The funny thing is that for logic puzzles, there are often multiple ways to approach the problem. While the “normal” approach is to apply logic and the process of elimination as with the base-5 double key above, I prefer applying pure brute force and trying every permutation of digits until I get the correct numerical results (because I’m lazy and because this approach works for smaller bases). But, there is one more method left over.

[The following two paragraphs have been redacted because the deadline for submitting the solutions for the ND2018 Cm isn’t until the end of February. If enough people ask for it, I’ll come back to this blog entry and put the solutions back in after the deadline passes.]

And, that’s to anagram the letters of the puzzle. Granted, the letters are already partially anagrammed (bASE fiVE), but the key to the digit order (0-9, 1-0, 9-0 or 0-1) will produce a different word or combination of words.
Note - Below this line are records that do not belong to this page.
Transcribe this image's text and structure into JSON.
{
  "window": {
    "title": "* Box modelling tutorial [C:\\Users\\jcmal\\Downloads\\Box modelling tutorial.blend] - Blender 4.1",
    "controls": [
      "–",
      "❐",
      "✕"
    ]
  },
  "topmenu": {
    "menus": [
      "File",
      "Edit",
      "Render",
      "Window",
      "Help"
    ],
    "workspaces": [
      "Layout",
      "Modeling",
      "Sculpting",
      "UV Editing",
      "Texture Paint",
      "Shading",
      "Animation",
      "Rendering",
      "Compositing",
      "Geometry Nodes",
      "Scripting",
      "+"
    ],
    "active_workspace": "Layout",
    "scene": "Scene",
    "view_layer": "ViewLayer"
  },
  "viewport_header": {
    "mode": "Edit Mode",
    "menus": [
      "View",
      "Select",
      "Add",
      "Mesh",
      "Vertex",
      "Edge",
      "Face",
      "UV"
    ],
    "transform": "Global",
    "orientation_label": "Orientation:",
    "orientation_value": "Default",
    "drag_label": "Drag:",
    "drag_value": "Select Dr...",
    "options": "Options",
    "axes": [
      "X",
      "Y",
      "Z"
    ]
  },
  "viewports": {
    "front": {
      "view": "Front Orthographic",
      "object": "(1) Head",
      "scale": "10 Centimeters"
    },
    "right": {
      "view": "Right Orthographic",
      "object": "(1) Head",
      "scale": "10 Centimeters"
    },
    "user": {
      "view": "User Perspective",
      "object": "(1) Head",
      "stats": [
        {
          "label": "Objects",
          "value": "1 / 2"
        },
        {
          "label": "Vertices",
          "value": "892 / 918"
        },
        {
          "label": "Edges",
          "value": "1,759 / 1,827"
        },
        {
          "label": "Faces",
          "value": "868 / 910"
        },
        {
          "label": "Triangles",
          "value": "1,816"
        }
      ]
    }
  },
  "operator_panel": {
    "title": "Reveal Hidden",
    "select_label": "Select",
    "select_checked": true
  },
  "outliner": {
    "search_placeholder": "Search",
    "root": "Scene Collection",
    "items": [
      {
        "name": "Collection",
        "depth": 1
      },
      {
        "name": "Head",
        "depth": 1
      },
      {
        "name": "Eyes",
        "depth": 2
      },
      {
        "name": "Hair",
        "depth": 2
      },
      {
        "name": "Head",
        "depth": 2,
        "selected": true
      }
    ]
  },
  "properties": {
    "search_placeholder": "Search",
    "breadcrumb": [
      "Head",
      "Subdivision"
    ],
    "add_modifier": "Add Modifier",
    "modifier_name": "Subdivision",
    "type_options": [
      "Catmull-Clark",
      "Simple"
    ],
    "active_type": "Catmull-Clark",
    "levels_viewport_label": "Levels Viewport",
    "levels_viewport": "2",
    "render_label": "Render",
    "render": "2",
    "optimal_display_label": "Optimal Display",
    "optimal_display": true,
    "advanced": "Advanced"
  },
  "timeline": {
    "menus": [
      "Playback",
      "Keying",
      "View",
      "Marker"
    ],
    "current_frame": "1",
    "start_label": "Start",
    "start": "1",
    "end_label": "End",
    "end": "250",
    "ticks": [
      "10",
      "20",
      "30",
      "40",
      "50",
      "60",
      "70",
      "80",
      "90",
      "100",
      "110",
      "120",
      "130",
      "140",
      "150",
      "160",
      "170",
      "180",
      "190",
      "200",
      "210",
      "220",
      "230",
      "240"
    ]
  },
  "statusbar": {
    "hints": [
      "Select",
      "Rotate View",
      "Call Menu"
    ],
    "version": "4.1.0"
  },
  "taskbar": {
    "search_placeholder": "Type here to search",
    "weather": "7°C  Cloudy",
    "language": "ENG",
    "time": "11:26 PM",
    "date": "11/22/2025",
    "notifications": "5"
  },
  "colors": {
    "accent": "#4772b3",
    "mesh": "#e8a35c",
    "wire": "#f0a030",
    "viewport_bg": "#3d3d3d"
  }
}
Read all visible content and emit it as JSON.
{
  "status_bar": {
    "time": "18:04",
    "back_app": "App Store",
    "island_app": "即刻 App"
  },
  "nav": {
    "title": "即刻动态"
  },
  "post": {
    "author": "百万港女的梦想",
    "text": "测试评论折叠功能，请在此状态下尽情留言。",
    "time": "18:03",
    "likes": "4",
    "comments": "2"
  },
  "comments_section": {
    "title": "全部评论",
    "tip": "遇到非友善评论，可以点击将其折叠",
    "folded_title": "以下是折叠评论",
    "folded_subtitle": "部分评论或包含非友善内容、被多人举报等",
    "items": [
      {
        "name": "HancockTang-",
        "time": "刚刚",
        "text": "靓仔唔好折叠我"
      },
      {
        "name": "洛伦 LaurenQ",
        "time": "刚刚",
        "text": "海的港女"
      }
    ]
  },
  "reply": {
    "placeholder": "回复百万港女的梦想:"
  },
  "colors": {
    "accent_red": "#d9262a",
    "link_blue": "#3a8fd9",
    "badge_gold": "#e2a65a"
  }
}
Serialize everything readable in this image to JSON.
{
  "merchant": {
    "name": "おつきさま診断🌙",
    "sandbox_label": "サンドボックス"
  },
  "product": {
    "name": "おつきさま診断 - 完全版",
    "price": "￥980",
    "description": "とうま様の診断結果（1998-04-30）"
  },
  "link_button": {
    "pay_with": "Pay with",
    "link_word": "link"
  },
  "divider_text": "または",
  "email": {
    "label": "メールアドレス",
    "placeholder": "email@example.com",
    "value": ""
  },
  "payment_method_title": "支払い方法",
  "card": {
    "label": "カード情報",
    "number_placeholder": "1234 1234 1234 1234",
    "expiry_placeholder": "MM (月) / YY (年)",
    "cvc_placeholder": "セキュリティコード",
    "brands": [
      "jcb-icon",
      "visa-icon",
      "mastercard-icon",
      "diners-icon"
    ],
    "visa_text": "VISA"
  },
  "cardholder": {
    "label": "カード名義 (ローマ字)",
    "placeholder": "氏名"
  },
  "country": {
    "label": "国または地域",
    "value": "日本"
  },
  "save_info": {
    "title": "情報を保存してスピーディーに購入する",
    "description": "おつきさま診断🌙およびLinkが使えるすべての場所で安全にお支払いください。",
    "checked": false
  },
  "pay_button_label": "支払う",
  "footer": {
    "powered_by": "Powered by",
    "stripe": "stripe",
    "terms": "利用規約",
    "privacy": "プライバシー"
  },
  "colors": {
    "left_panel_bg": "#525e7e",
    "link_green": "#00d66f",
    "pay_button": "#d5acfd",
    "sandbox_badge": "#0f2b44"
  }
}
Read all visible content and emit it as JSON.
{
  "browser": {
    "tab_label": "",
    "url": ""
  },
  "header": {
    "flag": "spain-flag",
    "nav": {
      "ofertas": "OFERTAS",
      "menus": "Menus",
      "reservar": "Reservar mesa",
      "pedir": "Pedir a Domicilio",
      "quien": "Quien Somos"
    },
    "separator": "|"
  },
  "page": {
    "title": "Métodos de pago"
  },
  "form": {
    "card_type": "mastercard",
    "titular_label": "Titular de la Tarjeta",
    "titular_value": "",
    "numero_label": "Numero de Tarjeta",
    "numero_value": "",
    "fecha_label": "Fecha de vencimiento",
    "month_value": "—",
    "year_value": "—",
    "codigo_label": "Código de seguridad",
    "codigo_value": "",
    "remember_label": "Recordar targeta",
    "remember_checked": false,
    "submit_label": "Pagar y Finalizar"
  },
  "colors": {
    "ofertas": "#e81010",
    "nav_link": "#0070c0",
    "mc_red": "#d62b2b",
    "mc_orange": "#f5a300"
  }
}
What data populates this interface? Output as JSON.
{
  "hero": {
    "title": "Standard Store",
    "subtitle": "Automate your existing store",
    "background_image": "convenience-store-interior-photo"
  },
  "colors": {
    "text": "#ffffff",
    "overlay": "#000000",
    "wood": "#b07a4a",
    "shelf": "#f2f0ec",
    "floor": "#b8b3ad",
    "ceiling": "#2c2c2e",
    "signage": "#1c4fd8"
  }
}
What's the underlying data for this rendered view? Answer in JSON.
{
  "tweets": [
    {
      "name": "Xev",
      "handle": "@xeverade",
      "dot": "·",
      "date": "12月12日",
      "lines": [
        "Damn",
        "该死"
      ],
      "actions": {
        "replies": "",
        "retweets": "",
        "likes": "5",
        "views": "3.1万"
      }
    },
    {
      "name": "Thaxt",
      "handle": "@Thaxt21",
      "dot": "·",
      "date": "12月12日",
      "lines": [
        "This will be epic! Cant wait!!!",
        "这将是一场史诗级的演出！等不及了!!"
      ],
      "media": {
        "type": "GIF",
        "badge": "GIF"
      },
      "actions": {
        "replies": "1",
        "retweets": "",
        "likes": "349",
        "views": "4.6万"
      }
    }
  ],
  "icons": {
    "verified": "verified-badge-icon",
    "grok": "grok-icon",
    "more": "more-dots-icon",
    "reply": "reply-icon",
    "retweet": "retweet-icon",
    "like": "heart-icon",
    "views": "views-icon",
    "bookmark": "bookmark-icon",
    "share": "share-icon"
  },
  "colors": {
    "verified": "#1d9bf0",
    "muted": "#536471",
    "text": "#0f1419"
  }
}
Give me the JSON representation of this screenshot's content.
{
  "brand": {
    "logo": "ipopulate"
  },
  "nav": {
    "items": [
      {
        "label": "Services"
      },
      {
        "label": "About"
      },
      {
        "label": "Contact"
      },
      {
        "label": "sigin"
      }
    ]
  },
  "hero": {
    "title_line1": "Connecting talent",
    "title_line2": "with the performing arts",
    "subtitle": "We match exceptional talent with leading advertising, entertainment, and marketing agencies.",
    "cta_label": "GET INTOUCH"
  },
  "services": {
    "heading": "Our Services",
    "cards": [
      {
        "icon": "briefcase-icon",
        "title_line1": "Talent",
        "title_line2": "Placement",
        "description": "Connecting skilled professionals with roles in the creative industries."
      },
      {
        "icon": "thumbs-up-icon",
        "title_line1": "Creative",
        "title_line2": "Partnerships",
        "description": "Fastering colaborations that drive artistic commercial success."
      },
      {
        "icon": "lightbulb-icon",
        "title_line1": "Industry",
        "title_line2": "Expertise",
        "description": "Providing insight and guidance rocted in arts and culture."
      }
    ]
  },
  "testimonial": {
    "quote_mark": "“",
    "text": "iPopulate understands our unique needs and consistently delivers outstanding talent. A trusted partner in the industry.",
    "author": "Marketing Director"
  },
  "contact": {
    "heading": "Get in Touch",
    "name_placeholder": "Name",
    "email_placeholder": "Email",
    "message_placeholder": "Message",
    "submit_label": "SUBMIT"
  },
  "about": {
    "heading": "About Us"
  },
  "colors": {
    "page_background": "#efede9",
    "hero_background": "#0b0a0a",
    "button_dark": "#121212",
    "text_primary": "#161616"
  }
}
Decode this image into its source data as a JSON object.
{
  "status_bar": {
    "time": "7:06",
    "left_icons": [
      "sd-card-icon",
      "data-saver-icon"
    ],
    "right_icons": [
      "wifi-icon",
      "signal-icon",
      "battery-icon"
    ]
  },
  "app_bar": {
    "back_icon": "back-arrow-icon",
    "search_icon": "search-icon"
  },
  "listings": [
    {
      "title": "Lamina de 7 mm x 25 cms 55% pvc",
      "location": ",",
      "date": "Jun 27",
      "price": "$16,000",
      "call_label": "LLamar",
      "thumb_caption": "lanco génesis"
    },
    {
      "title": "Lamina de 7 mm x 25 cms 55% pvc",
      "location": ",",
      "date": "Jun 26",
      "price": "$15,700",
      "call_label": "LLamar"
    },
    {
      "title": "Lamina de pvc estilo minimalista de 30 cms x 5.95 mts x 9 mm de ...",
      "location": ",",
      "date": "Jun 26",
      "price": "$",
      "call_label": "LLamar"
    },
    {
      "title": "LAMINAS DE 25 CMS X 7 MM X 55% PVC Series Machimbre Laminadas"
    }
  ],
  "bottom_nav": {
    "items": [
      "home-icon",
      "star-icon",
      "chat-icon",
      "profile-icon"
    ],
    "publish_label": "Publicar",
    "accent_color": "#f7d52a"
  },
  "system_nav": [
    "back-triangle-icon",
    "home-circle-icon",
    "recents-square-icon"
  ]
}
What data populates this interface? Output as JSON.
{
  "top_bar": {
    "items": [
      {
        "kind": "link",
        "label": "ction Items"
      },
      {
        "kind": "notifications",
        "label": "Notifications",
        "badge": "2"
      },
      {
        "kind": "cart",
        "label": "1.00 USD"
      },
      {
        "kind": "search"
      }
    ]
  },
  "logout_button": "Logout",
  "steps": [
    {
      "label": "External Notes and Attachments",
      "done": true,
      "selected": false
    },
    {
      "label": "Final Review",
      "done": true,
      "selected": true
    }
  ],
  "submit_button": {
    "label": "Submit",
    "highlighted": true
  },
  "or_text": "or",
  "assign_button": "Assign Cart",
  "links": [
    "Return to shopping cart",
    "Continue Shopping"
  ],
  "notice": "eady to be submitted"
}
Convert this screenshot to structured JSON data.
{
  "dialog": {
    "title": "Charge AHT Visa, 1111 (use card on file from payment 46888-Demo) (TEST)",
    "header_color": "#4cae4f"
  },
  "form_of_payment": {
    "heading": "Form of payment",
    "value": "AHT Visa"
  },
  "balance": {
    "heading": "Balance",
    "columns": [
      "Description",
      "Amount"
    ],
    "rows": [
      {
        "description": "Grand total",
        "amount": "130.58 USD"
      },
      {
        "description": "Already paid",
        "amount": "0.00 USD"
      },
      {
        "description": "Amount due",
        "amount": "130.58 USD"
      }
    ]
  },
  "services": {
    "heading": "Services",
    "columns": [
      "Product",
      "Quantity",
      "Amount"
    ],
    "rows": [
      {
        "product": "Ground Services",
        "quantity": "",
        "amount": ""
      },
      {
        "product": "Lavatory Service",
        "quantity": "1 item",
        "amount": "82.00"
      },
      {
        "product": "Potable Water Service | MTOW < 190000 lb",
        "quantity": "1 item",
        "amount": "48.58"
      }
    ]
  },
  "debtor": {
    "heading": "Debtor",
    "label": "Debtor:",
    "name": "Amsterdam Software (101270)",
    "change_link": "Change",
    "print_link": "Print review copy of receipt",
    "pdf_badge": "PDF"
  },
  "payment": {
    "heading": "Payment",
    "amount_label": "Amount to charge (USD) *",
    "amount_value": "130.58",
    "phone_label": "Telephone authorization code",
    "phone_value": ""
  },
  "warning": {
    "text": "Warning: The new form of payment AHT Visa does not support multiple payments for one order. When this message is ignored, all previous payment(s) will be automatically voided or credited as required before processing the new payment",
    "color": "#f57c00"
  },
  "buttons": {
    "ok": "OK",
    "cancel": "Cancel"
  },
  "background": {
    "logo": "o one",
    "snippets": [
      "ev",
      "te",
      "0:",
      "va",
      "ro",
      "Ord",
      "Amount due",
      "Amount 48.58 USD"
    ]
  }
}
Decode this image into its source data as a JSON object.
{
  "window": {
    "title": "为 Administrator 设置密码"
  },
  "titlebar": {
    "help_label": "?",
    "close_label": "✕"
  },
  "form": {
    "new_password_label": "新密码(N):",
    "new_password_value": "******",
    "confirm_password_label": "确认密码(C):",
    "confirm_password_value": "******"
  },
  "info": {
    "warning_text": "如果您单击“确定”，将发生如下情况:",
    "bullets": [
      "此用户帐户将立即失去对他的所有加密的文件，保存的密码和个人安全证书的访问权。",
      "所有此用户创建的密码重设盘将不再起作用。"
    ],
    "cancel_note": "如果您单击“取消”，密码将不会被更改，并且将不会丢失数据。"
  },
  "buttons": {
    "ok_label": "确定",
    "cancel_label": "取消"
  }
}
For the base-5 double key, it’s ********** (0-4, 0-4, upper case then lower case). For the base-15 square root CON, the letters in the puzzle are “***************” (I’m not going to reprint the full CON here). Running the letters through an online anagram solver gives “***************”, along with a whole bunch of other words. I’m inclined to write another script to take these words and run them against the full letter list to see what other letters aren’t covered by the anagram. For the Nov.-Dec. 2018 CON, the hint was that the key formed two words. So, whatever letters aren’t in the first anagram must form a second word.

Knowing the sense of humor of the ACA people, I was immediately attracted to “***********”, and the missing 4 letters were “****”. From that I got “****”, which is a legal word. The question remaining was, “is the key ‘***************’ or ‘***************’?” Because the number order for the CON was E-0, I first assigned EDCBA9876543210 to choice 1 and plugged that into my brute force solver. That failed, so I tried EDCBA9876543210 = choice 2, and the solution popped right out. If that had also failed, I would have needed to go to the 9-letter anagrams, and try those one at a time. Something of a pain, but I’d still get my solution within a day or two, instead of after a couple months.

Anyway, by going back to the cryptarithms and tackling non-base-10 CONs, I was able to get 4 more solves within just a few days. That’s a much better return on my time than if I tried mastering 4 all-different cipher types for the regular cipher exchange section of the newsletter. As of this writing, I’ve solved 51 of the 106 CONs, and I have solvers for 4-5 more CONs that I haven’t gotten to checking yet. If I can solve 50 CONs per issue, I’m happy.